Today there are so many photographers sending pictures in via their laptops from the side of the pitch, somebody will get the picture everybody is looking for. Of a bite, if not a goal. It must be so hard to make a name as a sports photographer now – it no longer seems to matter who took it, as long as it is of the right incident.
When the Liverpool player Luis Suarez bit his Chelsea opponent Branislav Ivanovic it was the story of the weekend. No photographer got a picture of it, so the papers used blurred pictures grabbed from television. They looked rough on the page, but the readers will forgive you if it is of the correct incident, because most have already seen the incident on television or online.
So what is the point of having match reports and photographs at all? It would take a brave sports editor to ignore the TV, and show only what their photographer saw. But as circulations are dropping, surely we should try to be different? When I was picture editor of The Guardian in the early 80s, The Independent was very strong with its photography. They had very few ads and great printing, and could use their pictures across eight columns or all the way down the front.

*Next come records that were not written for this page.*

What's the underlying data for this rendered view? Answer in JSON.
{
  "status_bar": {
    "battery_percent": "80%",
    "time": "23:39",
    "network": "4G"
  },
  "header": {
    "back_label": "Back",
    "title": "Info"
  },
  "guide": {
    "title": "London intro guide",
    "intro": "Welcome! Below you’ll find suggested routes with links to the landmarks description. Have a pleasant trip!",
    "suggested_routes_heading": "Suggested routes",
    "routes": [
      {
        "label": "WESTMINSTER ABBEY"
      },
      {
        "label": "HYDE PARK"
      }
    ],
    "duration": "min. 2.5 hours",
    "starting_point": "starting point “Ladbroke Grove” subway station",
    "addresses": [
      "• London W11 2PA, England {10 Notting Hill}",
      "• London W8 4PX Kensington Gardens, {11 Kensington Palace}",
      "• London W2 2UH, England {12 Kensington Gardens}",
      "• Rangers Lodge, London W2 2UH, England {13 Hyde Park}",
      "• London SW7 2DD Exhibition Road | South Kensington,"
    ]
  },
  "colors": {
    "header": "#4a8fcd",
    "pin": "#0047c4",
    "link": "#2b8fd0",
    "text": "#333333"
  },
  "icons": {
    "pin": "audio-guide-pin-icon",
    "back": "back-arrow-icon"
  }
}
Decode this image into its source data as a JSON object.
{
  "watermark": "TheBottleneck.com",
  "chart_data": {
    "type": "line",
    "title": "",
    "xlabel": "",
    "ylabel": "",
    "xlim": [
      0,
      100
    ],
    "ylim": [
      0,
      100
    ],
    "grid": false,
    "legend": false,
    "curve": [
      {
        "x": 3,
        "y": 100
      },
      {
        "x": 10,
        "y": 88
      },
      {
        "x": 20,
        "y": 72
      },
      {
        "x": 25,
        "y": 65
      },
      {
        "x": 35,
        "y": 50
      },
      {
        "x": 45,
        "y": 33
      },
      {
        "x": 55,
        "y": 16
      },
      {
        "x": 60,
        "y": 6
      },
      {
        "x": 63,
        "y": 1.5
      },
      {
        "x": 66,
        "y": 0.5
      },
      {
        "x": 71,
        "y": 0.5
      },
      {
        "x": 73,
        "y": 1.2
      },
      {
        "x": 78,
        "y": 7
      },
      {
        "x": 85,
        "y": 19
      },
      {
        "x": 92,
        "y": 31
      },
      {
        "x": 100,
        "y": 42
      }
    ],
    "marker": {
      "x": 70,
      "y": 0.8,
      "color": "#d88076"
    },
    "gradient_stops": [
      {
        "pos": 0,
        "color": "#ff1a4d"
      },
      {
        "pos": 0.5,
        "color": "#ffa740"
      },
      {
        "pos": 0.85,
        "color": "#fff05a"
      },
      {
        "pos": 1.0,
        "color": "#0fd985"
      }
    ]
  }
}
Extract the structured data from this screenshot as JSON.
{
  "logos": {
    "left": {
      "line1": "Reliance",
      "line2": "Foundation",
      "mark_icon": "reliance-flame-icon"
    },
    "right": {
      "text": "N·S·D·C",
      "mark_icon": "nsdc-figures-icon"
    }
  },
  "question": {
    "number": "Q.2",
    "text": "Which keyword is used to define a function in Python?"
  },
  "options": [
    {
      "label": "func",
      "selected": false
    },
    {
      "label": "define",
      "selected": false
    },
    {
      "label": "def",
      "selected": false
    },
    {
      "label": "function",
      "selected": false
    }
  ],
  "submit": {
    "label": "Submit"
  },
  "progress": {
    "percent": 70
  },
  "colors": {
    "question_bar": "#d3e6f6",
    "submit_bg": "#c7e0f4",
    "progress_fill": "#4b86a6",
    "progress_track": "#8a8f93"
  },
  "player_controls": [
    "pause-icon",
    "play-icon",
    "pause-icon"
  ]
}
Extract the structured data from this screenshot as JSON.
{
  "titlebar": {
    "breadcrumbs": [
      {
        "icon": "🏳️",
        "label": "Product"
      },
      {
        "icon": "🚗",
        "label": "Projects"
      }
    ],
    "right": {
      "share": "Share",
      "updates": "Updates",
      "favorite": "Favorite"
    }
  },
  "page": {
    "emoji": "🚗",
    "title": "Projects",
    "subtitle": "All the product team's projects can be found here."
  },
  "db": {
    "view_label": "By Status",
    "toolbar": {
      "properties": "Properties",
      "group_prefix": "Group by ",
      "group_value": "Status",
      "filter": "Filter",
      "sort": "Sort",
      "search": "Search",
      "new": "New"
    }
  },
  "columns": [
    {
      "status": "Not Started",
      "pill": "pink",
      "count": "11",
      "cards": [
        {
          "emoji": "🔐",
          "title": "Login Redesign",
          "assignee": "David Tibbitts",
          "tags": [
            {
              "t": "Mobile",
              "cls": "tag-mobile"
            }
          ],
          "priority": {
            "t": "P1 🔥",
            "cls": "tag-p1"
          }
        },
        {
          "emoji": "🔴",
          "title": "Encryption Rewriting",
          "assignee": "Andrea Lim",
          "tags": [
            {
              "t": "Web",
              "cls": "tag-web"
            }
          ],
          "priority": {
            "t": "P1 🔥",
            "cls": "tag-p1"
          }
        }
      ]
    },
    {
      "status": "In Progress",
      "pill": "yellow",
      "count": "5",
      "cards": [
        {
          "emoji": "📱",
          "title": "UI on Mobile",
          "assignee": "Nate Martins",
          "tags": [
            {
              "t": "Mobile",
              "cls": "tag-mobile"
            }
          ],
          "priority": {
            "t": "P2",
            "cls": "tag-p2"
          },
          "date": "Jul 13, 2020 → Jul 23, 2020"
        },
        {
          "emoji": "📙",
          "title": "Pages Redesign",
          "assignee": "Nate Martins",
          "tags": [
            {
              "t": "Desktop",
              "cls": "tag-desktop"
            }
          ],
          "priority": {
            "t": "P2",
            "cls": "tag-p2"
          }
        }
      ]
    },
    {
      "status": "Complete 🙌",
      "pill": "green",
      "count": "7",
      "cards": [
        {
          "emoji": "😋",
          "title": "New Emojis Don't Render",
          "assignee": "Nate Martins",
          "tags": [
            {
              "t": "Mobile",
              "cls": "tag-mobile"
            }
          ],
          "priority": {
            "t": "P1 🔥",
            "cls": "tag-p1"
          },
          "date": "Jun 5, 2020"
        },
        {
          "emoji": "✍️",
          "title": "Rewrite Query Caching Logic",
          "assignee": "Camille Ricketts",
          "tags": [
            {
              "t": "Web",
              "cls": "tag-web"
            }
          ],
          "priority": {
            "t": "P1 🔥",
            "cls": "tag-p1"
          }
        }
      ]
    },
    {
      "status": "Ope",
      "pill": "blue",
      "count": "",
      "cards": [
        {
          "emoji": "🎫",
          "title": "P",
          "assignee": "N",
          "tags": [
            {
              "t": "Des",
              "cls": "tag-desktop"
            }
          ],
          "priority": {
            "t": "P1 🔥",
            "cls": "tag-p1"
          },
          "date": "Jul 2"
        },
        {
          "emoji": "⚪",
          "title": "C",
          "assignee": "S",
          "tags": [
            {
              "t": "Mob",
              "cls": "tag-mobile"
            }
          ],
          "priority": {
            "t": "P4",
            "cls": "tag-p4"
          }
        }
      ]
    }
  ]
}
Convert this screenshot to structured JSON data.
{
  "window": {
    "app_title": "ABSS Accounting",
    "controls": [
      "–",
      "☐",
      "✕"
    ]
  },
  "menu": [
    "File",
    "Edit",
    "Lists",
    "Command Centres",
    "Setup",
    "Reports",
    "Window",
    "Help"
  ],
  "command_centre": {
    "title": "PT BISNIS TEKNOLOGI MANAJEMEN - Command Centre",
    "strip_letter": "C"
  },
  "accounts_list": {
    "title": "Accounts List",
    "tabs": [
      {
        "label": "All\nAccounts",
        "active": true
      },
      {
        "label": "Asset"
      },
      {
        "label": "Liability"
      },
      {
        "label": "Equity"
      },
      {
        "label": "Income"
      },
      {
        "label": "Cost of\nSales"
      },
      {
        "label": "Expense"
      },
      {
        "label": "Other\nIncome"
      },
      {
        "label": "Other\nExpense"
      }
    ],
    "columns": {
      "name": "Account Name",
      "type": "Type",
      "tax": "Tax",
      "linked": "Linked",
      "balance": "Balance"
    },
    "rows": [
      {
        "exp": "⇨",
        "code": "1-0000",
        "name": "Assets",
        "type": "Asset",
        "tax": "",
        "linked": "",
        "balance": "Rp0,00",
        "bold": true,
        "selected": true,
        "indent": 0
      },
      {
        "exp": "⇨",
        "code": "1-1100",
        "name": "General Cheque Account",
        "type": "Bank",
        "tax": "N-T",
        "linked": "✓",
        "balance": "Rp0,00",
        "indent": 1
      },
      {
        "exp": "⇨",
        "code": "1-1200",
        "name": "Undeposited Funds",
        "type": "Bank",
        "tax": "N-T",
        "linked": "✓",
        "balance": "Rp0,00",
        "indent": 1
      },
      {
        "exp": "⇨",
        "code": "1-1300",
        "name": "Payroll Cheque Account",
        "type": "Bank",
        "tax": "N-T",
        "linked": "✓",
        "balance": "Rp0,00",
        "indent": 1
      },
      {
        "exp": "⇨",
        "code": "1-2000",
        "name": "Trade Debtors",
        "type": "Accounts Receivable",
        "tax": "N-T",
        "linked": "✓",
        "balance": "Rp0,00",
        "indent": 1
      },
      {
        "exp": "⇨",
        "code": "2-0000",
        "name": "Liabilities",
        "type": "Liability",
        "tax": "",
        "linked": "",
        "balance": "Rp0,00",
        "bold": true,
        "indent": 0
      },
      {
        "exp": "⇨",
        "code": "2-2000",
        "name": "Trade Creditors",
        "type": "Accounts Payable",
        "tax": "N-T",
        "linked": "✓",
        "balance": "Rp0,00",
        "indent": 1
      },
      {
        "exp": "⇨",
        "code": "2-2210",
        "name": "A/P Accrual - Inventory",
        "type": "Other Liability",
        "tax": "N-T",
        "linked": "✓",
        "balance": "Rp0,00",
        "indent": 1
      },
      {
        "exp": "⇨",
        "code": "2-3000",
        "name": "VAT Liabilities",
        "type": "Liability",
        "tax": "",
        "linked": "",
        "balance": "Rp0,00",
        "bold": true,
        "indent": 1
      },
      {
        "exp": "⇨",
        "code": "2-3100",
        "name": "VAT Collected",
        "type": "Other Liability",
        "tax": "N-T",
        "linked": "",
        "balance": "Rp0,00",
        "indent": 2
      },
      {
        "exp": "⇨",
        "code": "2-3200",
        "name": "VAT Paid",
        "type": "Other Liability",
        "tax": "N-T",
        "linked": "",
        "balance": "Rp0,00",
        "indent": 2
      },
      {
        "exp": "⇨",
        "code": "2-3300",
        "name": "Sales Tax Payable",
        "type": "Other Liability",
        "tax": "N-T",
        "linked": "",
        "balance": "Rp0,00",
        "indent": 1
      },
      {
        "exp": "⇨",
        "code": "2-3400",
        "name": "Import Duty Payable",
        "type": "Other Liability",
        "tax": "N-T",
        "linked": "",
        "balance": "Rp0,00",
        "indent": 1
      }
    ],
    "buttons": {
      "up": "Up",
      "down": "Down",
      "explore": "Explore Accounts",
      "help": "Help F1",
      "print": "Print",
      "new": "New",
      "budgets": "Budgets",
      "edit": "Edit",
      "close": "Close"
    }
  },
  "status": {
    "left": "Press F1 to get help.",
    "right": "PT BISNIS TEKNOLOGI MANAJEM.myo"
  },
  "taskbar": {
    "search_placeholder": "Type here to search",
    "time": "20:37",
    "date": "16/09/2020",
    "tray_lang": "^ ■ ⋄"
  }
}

Photography sold their paper.
My great fear at the time as we invested in new colour presses was that the Indy would continue printing in black and white and look really cool. But looking at it now, you would never think it cared about photography in the first place. All the subs at The Guardian were so scared to run anything in black and white because millions had been spent on the new presses and they worried about what the editor would think.
The irony is you go to any editor's house and there are black and white photographs all over the walls, so you know what they really like. Now I am not saying we should all go back to black and white, I've lost that one … but why just copy TV? There must be room for a paper showing us something different. If TV is the first reporter, isn't there some room for a poet?
And with the return of photographs, perhaps we can also have a sports feature. We have more pages than ever and they all seem to be live reports with action pictures. I made my name with portfolios featuring some minor and obscure sports as well as those from Wembley and Twickenham. Table tennis was a favourite, but underwater hockey was a real challenge. Surely we need to show readers something they don't see on TV?
I once covered an FA cup game at Fisher Athletic in London's East End, a battle with Bristol City. It was a desperate day, dark and wet, but a bald-headed goalkeeper ran out on to the pitch from the dressing rooms. There's my picture, I thought. Eventually I got a good photograph of him kicking the ball out of his hands. It was made up of a triangle of his white shorts, his shining bald head and the white ball, and when I got it back to The Observer the subs had a competition to come up with the best caption, which can make or break a photograph.
The winner was: “Alas poor Yorick, I knew him well.”